J'espère que ce message sera capté par quelqu'un, un jour ou l'autre. Je vais donc essayer de vous donner un aperçu de ma planète, la Terre, telle qu'elle m'apparaît maintenant.
Le soleil est mourant et sa température augmente, de jour en jour. Depuis quelques temps, la chaleur à la surface de la planète avoisine les 30° Celsius. Les glaciers situés aux pôles ont tous fondu, ce qui a entraîné une violente montée des eaux et l'immersion d'une grande partie des continents ; j'ai vu la disparition de nombreuses espèces végétales et animales.
Maintenant l'eau se fait rare – j'ai soif. Beaucoup de petites mers intérieures ont déjà disparu. De l'espace, la belle planète bleue qu'était la Terre doit avoir une bien triste mine.
Ce matin, mon thermomètre indiquait 43,5° Celsius ; à présent, il indique plus de 70° Celsius. Si mes calculs sont exacts, le lieu où je me trouve devrait atteindre les 100° Celsius dans une quinzaine d'heures, ce qui signifiera la mort pour moi et tout être vivant sur cette douce planète ; ma capsule étant programmée pour s'arrêter à 100° Celsius.

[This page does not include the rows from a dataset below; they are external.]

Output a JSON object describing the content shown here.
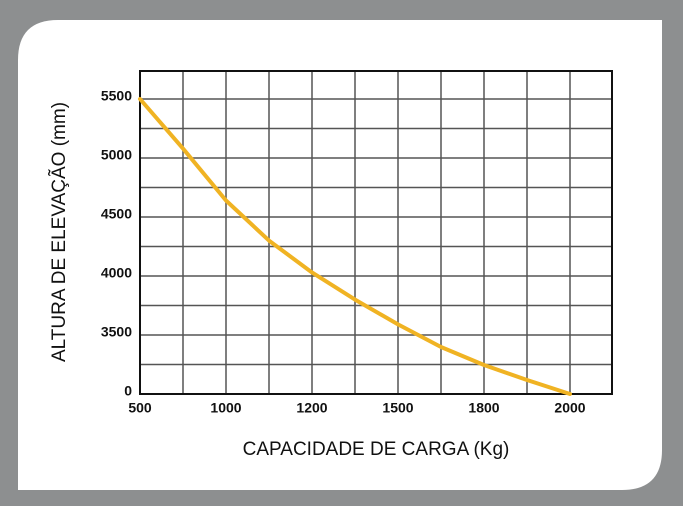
{
  "chart_data": {
    "type": "line",
    "x_label": "CAPACIDADE DE CARGA (Kg)",
    "y_label": "ALTURA DE ELEVAÇÃO (mm)",
    "x": [
      500,
      750,
      1000,
      1100,
      1200,
      1350,
      1500,
      1650,
      1800,
      1900,
      2000
    ],
    "series": [
      {
        "color": "#f0b323",
        "values": [
          5500,
          5080,
          4640,
          4300,
          4030,
          3800,
          3590,
          2790,
          1720,
          830,
          0
        ]
      }
    ],
    "xlim": [
      500,
      2100
    ],
    "xticks": [
      500,
      1000,
      1200,
      1500,
      1800,
      2000
    ],
    "ylim": [
      0,
      5750
    ],
    "yticks": [
      0,
      3500,
      4000,
      4500,
      5000,
      5500
    ],
    "grid": true
  }
}
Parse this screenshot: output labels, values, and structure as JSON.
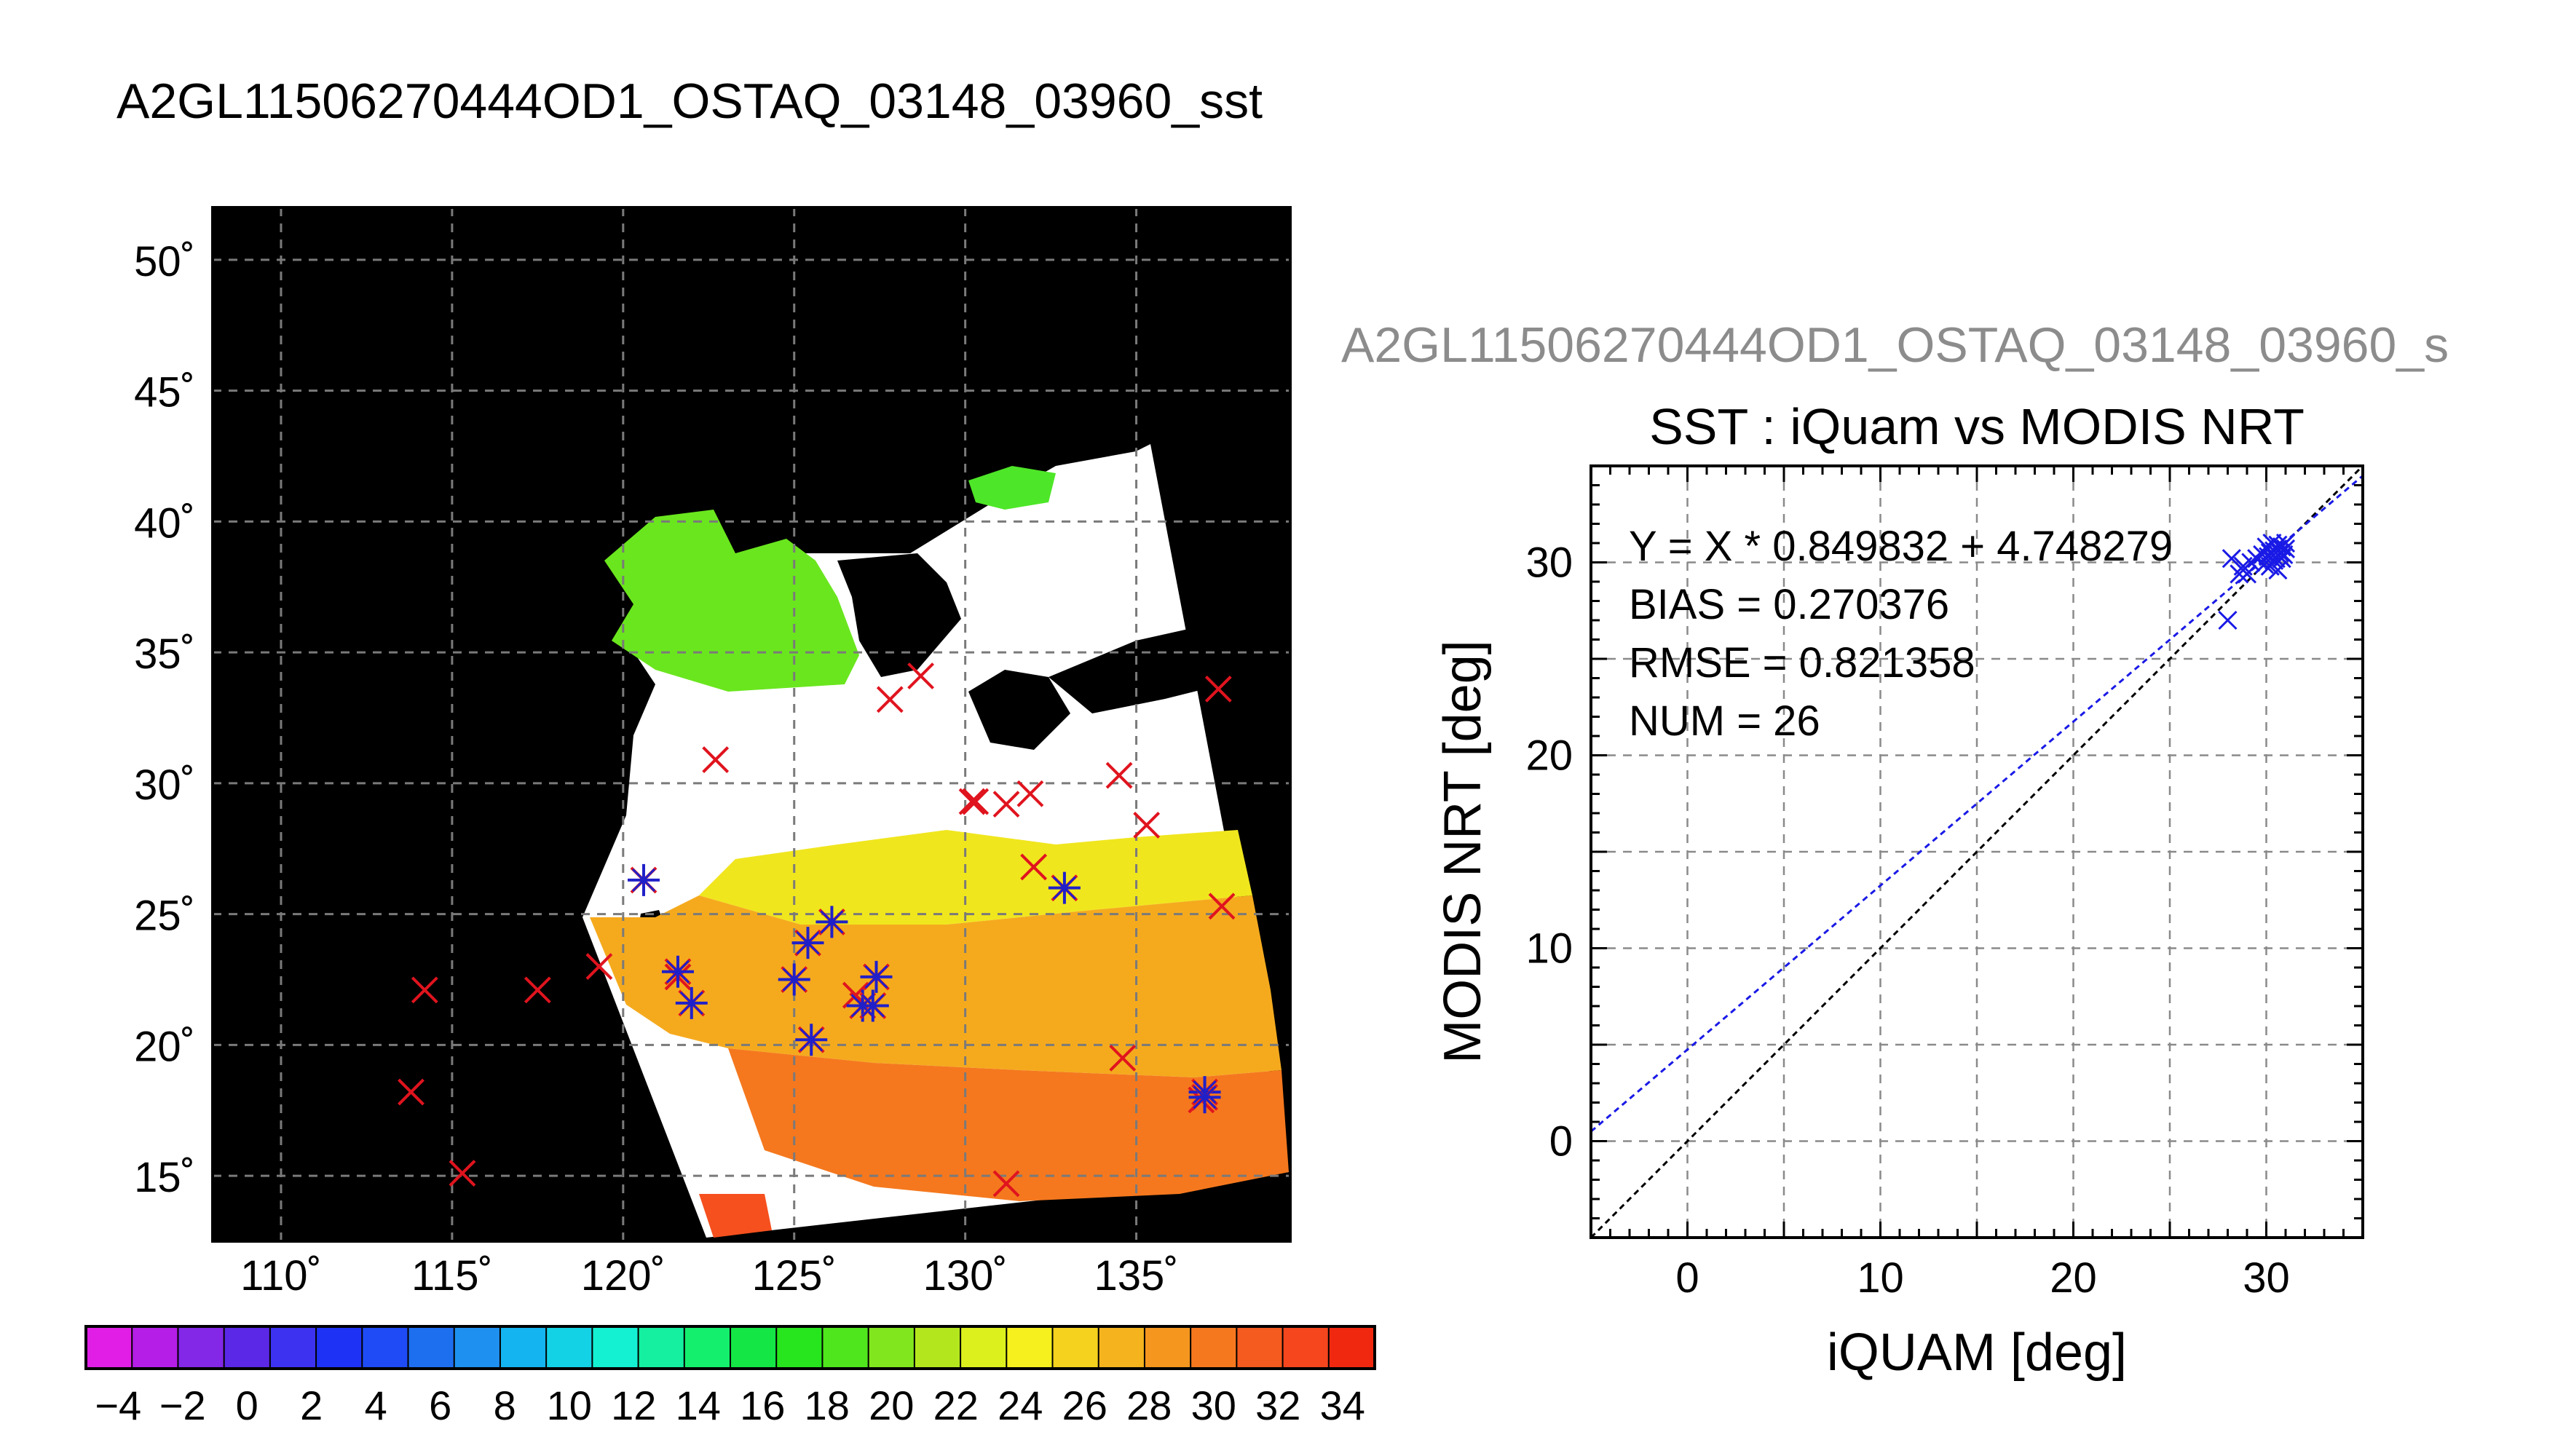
{
  "page": {
    "title": "A2GL11506270444OD1_OSTAQ_03148_03960_sst"
  },
  "map": {
    "lat_ticks": [
      "50˚",
      "45˚",
      "40˚",
      "35˚",
      "30˚",
      "25˚",
      "20˚",
      "15˚"
    ],
    "lon_ticks": [
      "110˚",
      "115˚",
      "120˚",
      "125˚",
      "130˚",
      "135˚"
    ],
    "lon_range": [
      108,
      139.5
    ],
    "lat_range": [
      12.5,
      52
    ],
    "colors": {
      "background": "#000000",
      "cloud": "#ffffff",
      "marker_iquam": "#e0141e",
      "marker_matched": "#2020c8"
    },
    "iquam_points": [
      [
        114.2,
        22.1
      ],
      [
        117.5,
        22.1
      ],
      [
        113.8,
        18.2
      ],
      [
        115.3,
        15.1
      ],
      [
        119.3,
        23.0
      ],
      [
        122.7,
        30.9
      ],
      [
        127.8,
        33.2
      ],
      [
        128.7,
        34.1
      ],
      [
        130.2,
        29.3
      ],
      [
        130.3,
        29.3
      ],
      [
        131.2,
        29.2
      ],
      [
        131.9,
        29.6
      ],
      [
        132.0,
        26.8
      ],
      [
        134.5,
        30.3
      ],
      [
        135.3,
        28.4
      ],
      [
        137.4,
        33.6
      ],
      [
        137.5,
        25.3
      ],
      [
        134.6,
        19.5
      ],
      [
        131.2,
        14.7
      ],
      [
        126.8,
        21.9
      ],
      [
        121.6,
        22.6
      ],
      [
        136.9,
        17.9
      ]
    ],
    "matched_points": [
      [
        120.6,
        26.3
      ],
      [
        121.6,
        22.8
      ],
      [
        122.0,
        21.6
      ],
      [
        125.0,
        22.5
      ],
      [
        125.4,
        23.9
      ],
      [
        125.5,
        20.2
      ],
      [
        126.1,
        24.7
      ],
      [
        127.0,
        21.5
      ],
      [
        127.3,
        21.5
      ],
      [
        127.4,
        22.6
      ],
      [
        132.9,
        26.0
      ],
      [
        137.0,
        18.2
      ],
      [
        137.0,
        18.0
      ]
    ]
  },
  "colorbar": {
    "tick_labels": [
      "−4",
      "−2",
      "0",
      "2",
      "4",
      "6",
      "8",
      "10",
      "12",
      "14",
      "16",
      "18",
      "20",
      "22",
      "24",
      "26",
      "28",
      "30",
      "32",
      "34"
    ],
    "range": [
      -5,
      35
    ],
    "colors": [
      "#e01ee6",
      "#b41ee6",
      "#8228e6",
      "#5a28e6",
      "#3c32f0",
      "#1e32f5",
      "#1e4bf5",
      "#1e6ef0",
      "#1e91f0",
      "#14b4f0",
      "#14d2e6",
      "#14f0d2",
      "#14f0a0",
      "#14f06e",
      "#14e646",
      "#28e61e",
      "#50e61e",
      "#82e61e",
      "#b4e61e",
      "#dcf01e",
      "#f5f01e",
      "#f5d21e",
      "#f5b41e",
      "#f5961e",
      "#f5781e",
      "#f55a1e",
      "#f5461e",
      "#f0280f"
    ]
  },
  "scatter": {
    "subtitle": "A2GL11506270444OD1_OSTAQ_03148_03960_s",
    "title": "SST : iQuam vs MODIS NRT",
    "xlabel": "iQUAM [deg]",
    "ylabel": "MODIS NRT [deg]",
    "stats": {
      "fit": "Y = X * 0.849832 + 4.748279",
      "bias": "BIAS = 0.270376",
      "rmse": "RMSE = 0.821358",
      "num": "NUM = 26"
    },
    "x_ticks": [
      "0",
      "10",
      "20",
      "30"
    ],
    "y_ticks": [
      "0",
      "10",
      "20",
      "30"
    ]
  },
  "chart_data": {
    "type": "scatter",
    "title": "SST : iQuam vs MODIS NRT",
    "xlabel": "iQUAM [deg]",
    "ylabel": "MODIS NRT [deg]",
    "xlim": [
      -5,
      35
    ],
    "ylim": [
      -5,
      35
    ],
    "grid": true,
    "fit": {
      "slope": 0.849832,
      "intercept": 4.748279,
      "color": "#1a1ae6"
    },
    "identity_line": {
      "color": "#000000"
    },
    "marker_color": "#1a1ae6",
    "points": [
      [
        28.0,
        27.0
      ],
      [
        28.2,
        30.2
      ],
      [
        28.6,
        29.4
      ],
      [
        28.8,
        29.8
      ],
      [
        29.0,
        29.4
      ],
      [
        29.2,
        30.0
      ],
      [
        29.5,
        30.2
      ],
      [
        29.8,
        30.4
      ],
      [
        30.0,
        30.8
      ],
      [
        30.1,
        30.3
      ],
      [
        30.2,
        29.8
      ],
      [
        30.3,
        31.0
      ],
      [
        30.4,
        30.6
      ],
      [
        30.5,
        30.2
      ],
      [
        30.6,
        30.9
      ],
      [
        30.6,
        29.6
      ],
      [
        30.7,
        30.5
      ],
      [
        30.8,
        30.8
      ],
      [
        30.9,
        30.4
      ],
      [
        31.0,
        30.7
      ],
      [
        31.0,
        31.0
      ],
      [
        30.4,
        30.1
      ],
      [
        30.8,
        30.2
      ],
      [
        30.2,
        30.5
      ],
      [
        29.9,
        29.9
      ],
      [
        30.5,
        30.5
      ]
    ]
  }
}
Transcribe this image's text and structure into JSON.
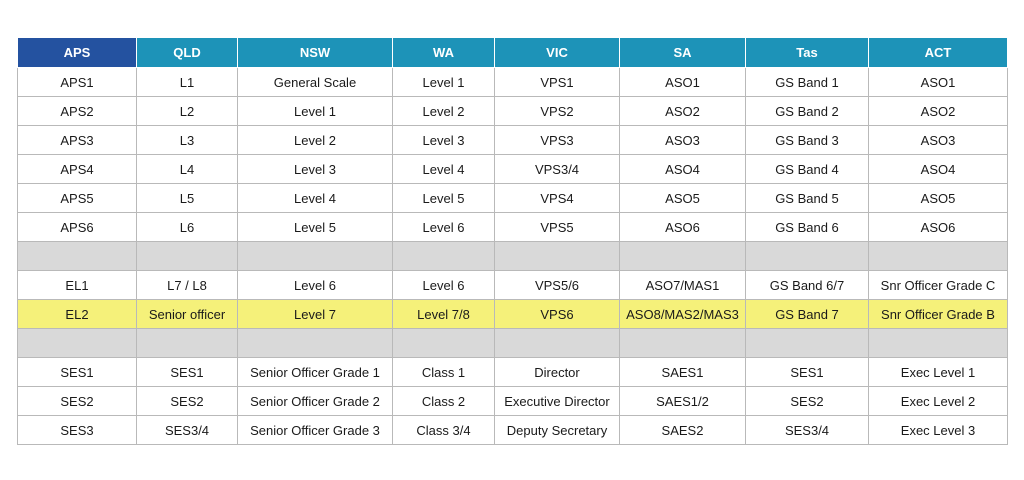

J'ai peur, je l'avoue, mais c'est une peur sereine.
C'est bizarre, j'étais pourtant volontaire pour cette mission très spéciale, mais maintenant, si j'avais eu le choix, j'aurai refusé cette offre d'observer la fin du monde pour faire part au reste de l'humanité, maintenant disséminée un peu partout dans la voie Lactée – au frais, ils ont de la chance...
Je suis seul ici, un véritable ermite, éloignée de tout et de tous. Ici, je peux méditer sans être dérangé, si ce n'est par la chaleur ou bien l'explosion des poches de gaz qui laissent d'énormes cratères, transformant le paysage terrien en paysage lunaire.
Je crois savoir maintenant ce qu'est l'enfer, j'ai eu du temps pour y penser et le tester ; quand vous voyez une prairie se transformer en un désert sec et aride, où ne règne ni la vie ni la mort mais un stade entre les deux, votre peur devient insupportable. Ce qui est dur aussi, c'est la disparition de toutes les odeurs qu'offrait la planète ; elle n'offre plus qu'une odeur de brûlé, pesante de chaleur. Et depuis l'arrêt du vaporisateur d'odeurs, je commence à être en manque. J'ai faim, je n'ai plus rien à manger depuis quelques jours et croquer dans une pomme me manque terriblement !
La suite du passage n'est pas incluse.